Prostate specific antigen (PSA) is a protein made by the prostate gland and is naturally secreted at low levels into the bloodstream. A raised PSA level may be a sign of prostate cancer, but is more likely to be a sign of another condition that is not cancer, such as an enlarged prostate, prostatitis or a urine infection.

In the UK, men over 50 years can request a PSA test from their doctor. Screening for PSA can be controversial as about 3 in 4 men with a raised PSA level will not have cancer and around 1 in 7 men with a normal PSA level will have prostate cancer.

The pros and cons of PSA testing should be carefully considered before deciding to take a test.


  • it may reassure you if the test result is normal
  • it can find early signs of cancer, meaning you can get treated early
  • PSA testing may reduce your risk of dying if you do have cancer


  • it can miss cancer and provide false reassurance
  • it may lead to unnecessary worry and medical tests when there's no cancer
  • it cannot tell the difference between slow-growing and fast-growing cancers
  • it may make you worry by finding a slow-growing cancer that may never cause any problems

The SELFCHECK Prostate Health Test is a simple and reliable 10 minute test to detect raised levels of PSA in a finger-prick sample of blood. If you have a positive result, speak with your doctor who can review your symptoms and arrange for further tests to find out why your PSA level is raised.

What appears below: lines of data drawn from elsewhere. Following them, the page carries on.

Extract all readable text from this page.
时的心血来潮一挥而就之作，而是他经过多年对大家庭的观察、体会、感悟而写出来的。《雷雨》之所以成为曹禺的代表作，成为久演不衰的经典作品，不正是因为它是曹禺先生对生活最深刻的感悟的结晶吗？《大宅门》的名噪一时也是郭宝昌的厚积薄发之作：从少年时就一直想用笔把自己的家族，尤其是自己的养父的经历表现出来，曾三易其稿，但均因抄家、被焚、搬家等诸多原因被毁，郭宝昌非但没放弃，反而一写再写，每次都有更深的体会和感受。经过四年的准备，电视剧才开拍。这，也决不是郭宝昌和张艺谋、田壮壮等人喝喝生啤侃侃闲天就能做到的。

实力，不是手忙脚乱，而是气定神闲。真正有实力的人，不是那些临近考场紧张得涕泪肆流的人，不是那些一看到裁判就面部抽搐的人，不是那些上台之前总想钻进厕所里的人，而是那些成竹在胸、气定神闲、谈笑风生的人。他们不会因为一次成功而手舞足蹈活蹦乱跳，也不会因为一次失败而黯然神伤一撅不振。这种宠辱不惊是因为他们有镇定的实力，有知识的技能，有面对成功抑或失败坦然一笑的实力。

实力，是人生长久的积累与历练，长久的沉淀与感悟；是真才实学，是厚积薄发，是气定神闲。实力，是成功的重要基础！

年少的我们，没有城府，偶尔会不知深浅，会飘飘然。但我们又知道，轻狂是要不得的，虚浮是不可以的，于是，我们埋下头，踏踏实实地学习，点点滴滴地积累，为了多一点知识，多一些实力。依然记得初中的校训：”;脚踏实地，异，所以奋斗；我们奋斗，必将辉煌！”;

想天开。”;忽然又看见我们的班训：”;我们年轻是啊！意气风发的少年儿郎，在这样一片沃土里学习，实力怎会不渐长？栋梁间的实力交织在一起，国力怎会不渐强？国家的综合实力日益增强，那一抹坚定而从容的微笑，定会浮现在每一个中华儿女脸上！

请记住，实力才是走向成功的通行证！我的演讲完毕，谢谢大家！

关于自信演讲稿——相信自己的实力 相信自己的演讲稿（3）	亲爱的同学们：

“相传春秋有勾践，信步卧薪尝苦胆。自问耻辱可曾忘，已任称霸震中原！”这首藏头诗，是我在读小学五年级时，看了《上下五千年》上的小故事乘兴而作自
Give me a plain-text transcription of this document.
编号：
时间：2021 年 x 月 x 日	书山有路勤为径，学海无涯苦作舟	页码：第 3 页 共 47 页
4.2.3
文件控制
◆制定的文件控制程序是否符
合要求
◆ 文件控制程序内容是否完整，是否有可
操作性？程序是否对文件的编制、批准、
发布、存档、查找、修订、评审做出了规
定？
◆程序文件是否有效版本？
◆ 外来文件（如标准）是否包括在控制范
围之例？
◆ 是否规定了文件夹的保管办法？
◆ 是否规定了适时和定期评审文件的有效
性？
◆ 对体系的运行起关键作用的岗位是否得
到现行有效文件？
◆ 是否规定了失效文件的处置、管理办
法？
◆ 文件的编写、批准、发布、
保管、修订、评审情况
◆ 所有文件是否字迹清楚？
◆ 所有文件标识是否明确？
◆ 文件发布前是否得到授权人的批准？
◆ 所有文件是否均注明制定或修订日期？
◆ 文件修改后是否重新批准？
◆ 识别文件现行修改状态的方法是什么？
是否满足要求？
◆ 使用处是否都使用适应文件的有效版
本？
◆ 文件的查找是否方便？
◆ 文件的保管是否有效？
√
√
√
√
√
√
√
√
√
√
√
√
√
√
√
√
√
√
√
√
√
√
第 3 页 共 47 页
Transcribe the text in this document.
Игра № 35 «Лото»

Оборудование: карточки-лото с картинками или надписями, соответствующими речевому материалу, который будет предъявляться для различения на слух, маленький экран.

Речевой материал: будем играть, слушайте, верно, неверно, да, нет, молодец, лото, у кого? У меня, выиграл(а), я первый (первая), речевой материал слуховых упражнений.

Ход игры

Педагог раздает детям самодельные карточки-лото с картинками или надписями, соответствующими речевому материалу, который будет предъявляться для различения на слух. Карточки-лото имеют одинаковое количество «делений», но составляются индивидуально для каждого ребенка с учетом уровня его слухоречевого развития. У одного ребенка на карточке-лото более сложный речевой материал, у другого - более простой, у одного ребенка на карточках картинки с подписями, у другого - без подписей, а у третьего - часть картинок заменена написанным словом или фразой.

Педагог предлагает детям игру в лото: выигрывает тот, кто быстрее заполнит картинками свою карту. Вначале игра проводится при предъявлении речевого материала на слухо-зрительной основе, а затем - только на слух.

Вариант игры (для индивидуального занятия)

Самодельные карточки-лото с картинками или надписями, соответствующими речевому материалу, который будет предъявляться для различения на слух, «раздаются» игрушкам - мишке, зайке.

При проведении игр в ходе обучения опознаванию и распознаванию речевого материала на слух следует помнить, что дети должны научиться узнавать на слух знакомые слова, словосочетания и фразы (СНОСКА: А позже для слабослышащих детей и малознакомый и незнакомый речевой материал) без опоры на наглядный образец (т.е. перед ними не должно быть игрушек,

An independent published trial of the rapid test device at the Department of Urology, Friedrich Schiller University, Jena, Germany (Berg et al, 1999), showed that compared to a laboratory reference test, the sensitivity was 91%and specificity 84% with a cutoff level of 4ng/ml of PSA. Noted deviations were in the cutoff area between 3 and 5 ng/ml. The authors conclude, "The qualitative PSA one-step test presented here demonstrates good reproducibility. It can be conducted by the patient and is easy to use. The test offers a simple, feasible method for early detection programs for prostate cancer".

The SELFCheck Prostate Health Test is a screening test giving a yes/no answer as to whether your PSA levels are higher than normal and are not intended to be used for monitoring PSA levels.